Critical Care

The evolution of usable indirect calorimetry

Patrick Sweeney
Product Manager
Critical Care Monitoring
Datex-Ohmeda

The article also available in PDF: 102 KB

The medical device industry is committed to developing innovations that contribute to easier care based on constant dialogue with end users. However, providing tools for the intensive care environment is at the same time becoming increasingly challenging, largely because today’s advanced technology provides enormous scope for new applications.

This, in turn, highlights the need to help users gain a full understanding of the application areas of a device, and to assess the real impact of a device on outcomes in the intensive care environment. The usefulness of a medical device, for all its advantages on paper, is limited in practice if the data it provides is difficult to decipher, or if the device requires specialists with the time and understanding to apply and process the data in the clinical environment.

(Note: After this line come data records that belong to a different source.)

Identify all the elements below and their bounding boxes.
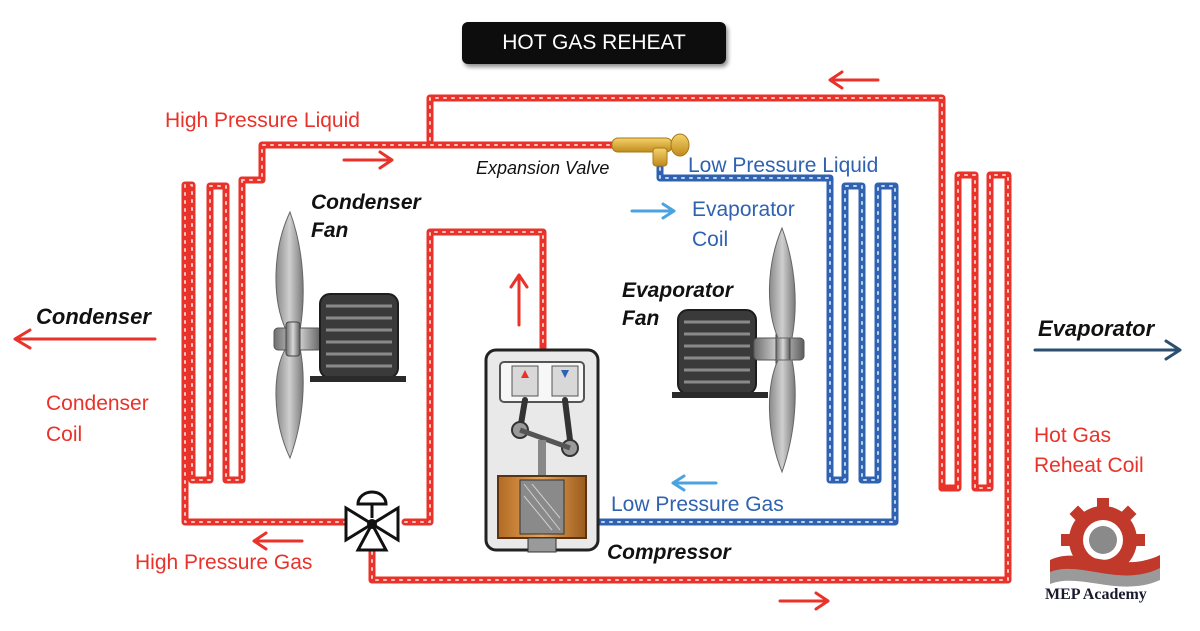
- hot-gas-reheat-coil-label-line2: Reheat Coil: [1034, 454, 1144, 477]
- low-pressure-gas-label: Low Pressure Gas: [611, 493, 784, 516]
- three-way-valve: [344, 490, 400, 552]
- high-pressure-liquid-label: High Pressure Liquid: [165, 109, 360, 132]
- expansion-valve-label: Expansion Valve: [476, 158, 610, 178]
- hot-refrigerant-lines: [181, 94, 1012, 584]
- condenser-fan-label-line2: Fan: [311, 219, 349, 242]
- low-pressure-liquid-label: Low Pressure Liquid: [688, 154, 879, 177]
- arrow-lp-gas-left: [671, 474, 718, 492]
- compressor-body: [484, 348, 600, 553]
- condenser-fan-blade-bottom: [275, 347, 304, 460]
- compressor-label: Compressor: [607, 541, 731, 564]
- mep-academy-logo-text: MEP Academy: [1045, 586, 1147, 603]
- condenser-air-arrow: [13, 328, 157, 350]
- evaporator-fan: [672, 226, 805, 474]
- evaporator-fan-label-line1: Evaporator: [622, 279, 733, 302]
- evaporator-fan-blade-bottom: [768, 359, 796, 474]
- diagram-title: HOT GAS REHEAT: [462, 22, 726, 64]
- arrow-discharge-up: [509, 273, 529, 327]
- arrow-top-left: [828, 70, 880, 90]
- high-pressure-gas-label: High Pressure Gas: [135, 551, 313, 574]
- cold-refrigerant-lines: [591, 156, 899, 526]
- expansion-valve-body: [611, 133, 690, 167]
- arrow-evap-coil: [630, 202, 676, 220]
- flow-arrows: [13, 70, 1182, 611]
- evaporator-fan-label-line2: Fan: [622, 307, 660, 330]
- evaporator-label: Evaporator: [1038, 316, 1155, 341]
- arrow-gas-left: [252, 531, 304, 551]
- condenser-coil-label-line1: Condenser: [46, 392, 149, 415]
- condenser-fan: [273, 210, 406, 460]
- mep-academy-logo-mark: [1050, 498, 1160, 587]
- condenser-fan-blade-top: [275, 210, 304, 331]
- evaporator-coil-label-line2: Coil: [692, 228, 729, 251]
- condenser-label: Condenser: [36, 304, 151, 329]
- evaporator-coil-label-line1: Evaporator: [692, 198, 795, 221]
- hot-gas-reheat-coil-label-line1: Hot Gas: [1034, 424, 1112, 447]
- evaporator-air-arrow: [1033, 339, 1182, 361]
- condenser-coil-label-line2: Coil: [46, 423, 83, 446]
- arrow-liquid-right: [342, 150, 394, 170]
- condenser-fan-label-line1: Condenser: [311, 191, 421, 214]
- evaporator-fan-blade-top: [768, 226, 796, 339]
- arrow-bottom-right: [778, 591, 830, 611]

For a number of years the trend in the industry has been to create smaller, more modular devices which can be applied to a greater number of patients, by a greater number of professionals. It then becomes necessary to ensure that data gathered by these devices can be easily interpreted and integrated with other physiological data to gain full advantage from it.

The evolution of Datex-Ohmeda’s Deltatrac stand-alone metabolic monitor into today’s M-COVX monitoring module provides a good example of this trend in practice.

Deltatrac, the gold standard in the 1980s

Datex-Ohmeda’s Deltatrac metabolic monitor came to the forefront in the mid- to late-1980s as the gold standard in indirect calorimeters. It provides VO2, VCO2, energy expenditure, respiratory quotient values and substrate analysis.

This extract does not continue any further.